Can we use it for annotations with fungicides that are NOT in the initial Chemical group of fungicide identified in your Supplementary file ‘Predictability of fungicide resistance’?

Eg for PMID:22912706, Fillinger et al., 2012 ‘Functional and structural comparison of pyrrolnitrin- and iprodione-induced modifications in the class III histidine-kinase Bos1 of Botrytis cinerea.’

As I understand it, Iprodione (in FRAC 2022 list) is a dicarboximide and pyrrolnitrin (not in FRAC 2022 list) is a phenylpyrrole. In your Supplementary file the information for Bos 1 is in this table ‘Table S5. Reported target-site mutations in Os1 associated with resistance to dicarboximide fungicides’.

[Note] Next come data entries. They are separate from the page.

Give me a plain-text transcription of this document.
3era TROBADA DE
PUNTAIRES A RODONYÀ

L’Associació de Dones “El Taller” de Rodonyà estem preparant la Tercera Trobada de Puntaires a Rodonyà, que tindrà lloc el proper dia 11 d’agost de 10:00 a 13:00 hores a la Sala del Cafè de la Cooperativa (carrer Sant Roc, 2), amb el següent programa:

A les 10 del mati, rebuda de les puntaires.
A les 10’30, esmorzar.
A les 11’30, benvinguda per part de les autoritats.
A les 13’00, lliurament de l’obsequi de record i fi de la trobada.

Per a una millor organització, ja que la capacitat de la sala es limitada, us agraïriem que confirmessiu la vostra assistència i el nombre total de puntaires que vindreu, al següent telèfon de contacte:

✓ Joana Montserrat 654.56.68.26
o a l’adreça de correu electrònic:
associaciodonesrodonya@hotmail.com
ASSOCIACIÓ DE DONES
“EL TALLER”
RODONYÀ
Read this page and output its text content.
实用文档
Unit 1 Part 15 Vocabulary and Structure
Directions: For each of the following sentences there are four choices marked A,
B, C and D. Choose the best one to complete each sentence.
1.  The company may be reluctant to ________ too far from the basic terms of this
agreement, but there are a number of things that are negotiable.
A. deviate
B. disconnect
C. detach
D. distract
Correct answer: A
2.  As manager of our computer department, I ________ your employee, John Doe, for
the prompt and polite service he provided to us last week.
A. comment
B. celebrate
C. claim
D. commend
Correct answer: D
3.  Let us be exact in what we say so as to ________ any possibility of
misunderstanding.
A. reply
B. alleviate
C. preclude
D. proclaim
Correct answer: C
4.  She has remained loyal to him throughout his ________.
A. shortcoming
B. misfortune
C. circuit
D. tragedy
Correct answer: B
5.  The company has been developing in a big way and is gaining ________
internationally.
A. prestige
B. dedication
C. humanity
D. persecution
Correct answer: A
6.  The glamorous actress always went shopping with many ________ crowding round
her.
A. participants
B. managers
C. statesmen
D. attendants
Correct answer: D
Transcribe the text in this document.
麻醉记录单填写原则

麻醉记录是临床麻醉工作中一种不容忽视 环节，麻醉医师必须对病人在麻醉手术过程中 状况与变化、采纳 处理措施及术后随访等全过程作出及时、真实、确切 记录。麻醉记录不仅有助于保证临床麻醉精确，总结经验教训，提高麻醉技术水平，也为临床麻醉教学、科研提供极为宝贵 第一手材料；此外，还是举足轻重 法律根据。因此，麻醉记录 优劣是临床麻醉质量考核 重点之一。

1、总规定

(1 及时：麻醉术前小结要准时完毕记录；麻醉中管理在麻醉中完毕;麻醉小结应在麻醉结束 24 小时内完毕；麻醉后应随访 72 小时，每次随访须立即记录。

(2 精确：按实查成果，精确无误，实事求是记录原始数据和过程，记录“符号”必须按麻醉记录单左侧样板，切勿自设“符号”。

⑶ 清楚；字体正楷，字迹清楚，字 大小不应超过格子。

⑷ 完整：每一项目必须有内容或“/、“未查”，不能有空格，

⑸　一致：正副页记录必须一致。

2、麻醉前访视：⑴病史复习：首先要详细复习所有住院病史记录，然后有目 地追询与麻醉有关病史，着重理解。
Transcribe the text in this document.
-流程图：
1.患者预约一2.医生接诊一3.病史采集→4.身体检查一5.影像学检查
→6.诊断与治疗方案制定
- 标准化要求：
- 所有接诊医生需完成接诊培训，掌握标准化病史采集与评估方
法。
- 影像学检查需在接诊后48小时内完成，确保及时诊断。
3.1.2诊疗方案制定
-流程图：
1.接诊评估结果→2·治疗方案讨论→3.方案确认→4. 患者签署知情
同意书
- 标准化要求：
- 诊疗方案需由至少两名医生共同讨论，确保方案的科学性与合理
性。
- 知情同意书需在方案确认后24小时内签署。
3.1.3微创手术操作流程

Do you think the annotations below are correct and useful to PHI-base users? In this case the Bc bos1 I365S AA substitution leads to increased resistance to iprodione but does not alter growth on pyrrolnitrin. The AE alteration in archetype does not capture the information that the bos1 I365S AA substitution was originally identified as being associated with resistance to dicarboximide fungicides. In the future the new automated AE for FRAC code group will help the user identify this ‘chemical group’ information, but in the case of pyrrolnitrin, it is not listed in the FRAC 2022 list so there will be no automated AE FRAC code entry for code 12 indicating that it is a phenylpyrrole. Do you think that the AE alteration in archetype should be removed from the pyrrolnitrin entry or is it still useful information in case of any examples of cross-resistance to different fungicides (in future curation sessions)?

image

Answer from Nichola

'The Archetype is for the gene rather than the fungicide, so I think we should use the AE field whenever the alteration is in that gene even if it is affecting sensitivity to different chemicals.'

CuzickA commented 1 year ago

Updated the AEs to include the author given name and FRAST name in brackets eg image

CuzickA commented 1 year ago

AE alteration_in _archetype

I365S; Bos1 (OS-1); BOTRCI I365S, V239F; Bos1 (OS-1); BOTRCI G278D; Bos1 (OS-1); BOTRCI G415D; Bos1 (OS-1); BOTRCI A493T; Bos1 (OS-1); BOTRCI I365S, T581P; Bos1 (OS-1); BOTRCI I365S, E529A; Bos1 (OS-1); BOTRCI I365S, M427T; Bos1 (OS-1); BOTRCI

Straight forward to find in Nichola's S file in Table S5 image image image image image image image image image image

Questions for Nichola Is it alright to record double mutants? eg I365S, V239F; Bos1 (OS-1); BOTRCI Is it sensible to use the author's target-site name as the main name and then the FRAST name in brackets? eg I365S; Bos1 (OS-1); BOTRCI

CuzickA commented 1 year ago

Is it alright to record double mutants? eg I365S, V239F; Bos1 (OS-1); BOTRCI YES

Is it sensible to use the author's target-site name as the main name and then the FRAST name in brackets? eg I365S; Bos1 (OS-1); BOTRCI YES

CuzickA commented 1 year ago

AE alteration_in _archetype checked by Nichola. Session now approved.